The sacking of Datuk Seri Tajuddin Abdul Rahman (main image) from the Umno Supreme Council and his explosive press conference, where he revealed the behind-the-scenes political manoeuvrings by Umno heavyweights, demonstrate that Umno is still trying to find its footing in the political arena after its shocking defeat in the 2018 general election.
For the record, Tajuddin had spoken about heavyweights in the party throwing their support behind Datuk Seri Anwar Ibrahim as prime minister, and an alleged move to oust Datuk Seri Ahmad Zahid Hamidi as party president.
Even though Prime Minister and Umno vice-president Datuk Seri Ismail Sabri Yaakob had said that there was only one camp in Umno, the truth of the matter is, factional rivalry is the rule in Umno, not the exception.

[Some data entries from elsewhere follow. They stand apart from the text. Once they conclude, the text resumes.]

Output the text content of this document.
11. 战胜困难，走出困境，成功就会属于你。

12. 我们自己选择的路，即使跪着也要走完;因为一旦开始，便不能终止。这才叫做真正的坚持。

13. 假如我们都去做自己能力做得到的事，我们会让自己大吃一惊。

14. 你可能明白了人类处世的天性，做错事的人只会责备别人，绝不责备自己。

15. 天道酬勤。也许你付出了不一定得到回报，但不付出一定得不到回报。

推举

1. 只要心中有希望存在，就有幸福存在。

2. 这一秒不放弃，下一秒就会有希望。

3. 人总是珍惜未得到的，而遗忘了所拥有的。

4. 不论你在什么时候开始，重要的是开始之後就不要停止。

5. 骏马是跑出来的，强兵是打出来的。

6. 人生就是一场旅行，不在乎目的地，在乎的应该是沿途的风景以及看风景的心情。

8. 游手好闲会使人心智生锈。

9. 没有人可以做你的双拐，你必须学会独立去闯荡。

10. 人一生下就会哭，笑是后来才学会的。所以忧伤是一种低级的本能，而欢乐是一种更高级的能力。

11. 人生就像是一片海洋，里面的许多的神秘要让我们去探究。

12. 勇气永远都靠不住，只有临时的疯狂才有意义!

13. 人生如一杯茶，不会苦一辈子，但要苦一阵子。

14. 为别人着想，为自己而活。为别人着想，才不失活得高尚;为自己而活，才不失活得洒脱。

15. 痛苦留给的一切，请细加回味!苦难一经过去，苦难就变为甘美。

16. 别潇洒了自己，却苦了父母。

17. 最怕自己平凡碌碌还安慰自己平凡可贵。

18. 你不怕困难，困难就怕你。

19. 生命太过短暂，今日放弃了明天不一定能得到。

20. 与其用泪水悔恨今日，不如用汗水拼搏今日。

A case in point is that after a coup de grace hatched by Umno Members of Parliament aligned to former prime minister Datuk Seri Najib Razak and Ahmad Zahid against Tan Sri Muhyiddin Yassin, and the ascendency of Ismail Sabri as Malaysia’s ninth prime minister, there are still calls within the party for Parliament to be dissolved, mainly due to the fact that Umno has to share power with Perikatan Nasional (PN) and is not in total control of the government.

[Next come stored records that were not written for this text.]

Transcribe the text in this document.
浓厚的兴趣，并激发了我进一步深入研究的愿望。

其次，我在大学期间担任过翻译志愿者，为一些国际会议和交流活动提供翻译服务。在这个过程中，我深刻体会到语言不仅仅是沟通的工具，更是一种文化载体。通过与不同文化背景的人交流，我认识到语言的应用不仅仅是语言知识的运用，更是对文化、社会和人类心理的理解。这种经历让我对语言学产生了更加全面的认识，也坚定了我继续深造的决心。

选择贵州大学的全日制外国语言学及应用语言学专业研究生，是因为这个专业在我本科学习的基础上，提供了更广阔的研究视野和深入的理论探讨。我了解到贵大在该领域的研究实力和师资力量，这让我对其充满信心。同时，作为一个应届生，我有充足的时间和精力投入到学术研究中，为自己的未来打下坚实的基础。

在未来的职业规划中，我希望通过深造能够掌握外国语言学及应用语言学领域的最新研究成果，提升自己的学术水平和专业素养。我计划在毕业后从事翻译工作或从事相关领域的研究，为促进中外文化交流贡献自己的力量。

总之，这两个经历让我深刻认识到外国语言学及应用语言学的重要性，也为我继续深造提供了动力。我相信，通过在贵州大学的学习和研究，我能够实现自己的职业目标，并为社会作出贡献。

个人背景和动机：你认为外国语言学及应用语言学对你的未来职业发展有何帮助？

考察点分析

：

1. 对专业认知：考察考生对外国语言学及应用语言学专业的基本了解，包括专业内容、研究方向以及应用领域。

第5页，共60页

In another way, the installation of Ismail Sabri as prime minister has not brought about the desired outcome, as expected by certain factions within the party.
Prior to 2018, Umno had almost always called all the shots in the government, whether in terms of political appointees, the appointment of senior civil servants in key ministries, the police force, the armed forces, as well as government-linked companies (GLCs).
Over the course of the post-Independence period, with the exception of the 22-month “sabbatical leave” post-GE-14, the creeping in of Umno’s tentacles in governmental, economic, and societal affairs was almost complete. From the village council, all the way to the glittery halls of corporate offices, Umno has had a say in who, and how these organisations should be run.
Therefore, it is not an exaggeration to say that Umno’s domination over the state and society has, in one way or another, contributed to various corporate scandals, as well as the weakening of the civil service.
When the Fleet Group was set up in the early 1970s as Umno’s investment arm, issues related to good governance had been placed in the back burner, partly due to political expediency, and partly due to the absence of functioning regulatory bodies.
The Bumiputra Malaysia Finance (BMF) and the 1Malaysia Development Berhad (1MDB) scandals are among the many examples of how the incestuous relationship between politics and business had resulted in colossal loss to the government.
Najib and Ahmad Zahid’s ongoing trials should be an eye-opener for thinking Malaysians on how money is constantly needed to quench the insatiable thirst of politicians. While there are talks on the need to regulate political funding, a draft bill on the matter has yet to be tabled in Parliament for the first reading.
What is more, the revelation by both Muhyiddin and Anwar that certain quarters within Umno had wanted the Executive to interfere with the ongoing trials of Umno bigwigs simply shows that Umno does not respect a fundamental principle in a democratic government: the rule of law.
Clearly, a dominant party system does not augur well with democracy. The incestuous relationship among politics, bureaucracy, and business, on the one hand, and the attempt to subdue the Judiciary on the other, are among the symptoms of a government that has been captured by self-serving elites, and therefore, should serve as a wake-call for Malaysians on the need to reform our political system.
As a dominant party in Malaysia, Umno had, without a doubt, attracted the following of self-serving Malay elites, who had used the party to further their economic gain.
This phenomenon became more pronounced in the 1980s when Tun Dr Mahathir Mohamad wanted to create the Bumiputera Commercial and Industrial Community (BCIC). Huge government contracts were given to potential Bumiputera businessmen, especially those who were well connected to Umno, with the hope that a vibrant BCIC would emerge.
The truth of the matter is that many Bumiputera businessmen were either involved in “Ali Baba” business arrangements, or were highly dependent on the government for their survival.
Nevertheless, the perception that Umno is a golden goose continues to colour the social milieu of the country.
While money politics exists in all democracies, mature democratic countries, especially the Scandinavian countries, have strict rules and regulations on political funding.
In order to regulate the behaviour of political parties, Malaysia must legislate, not only an anti-party hopping act, but also acts that regulate political funding and strict rules that disallow the use of government machinery by political parties. This will give some semblance of order in an otherwise chaotic political terrain.
This is the personal opinion of the writer and does not necessarily represent the views of Twentytwo13.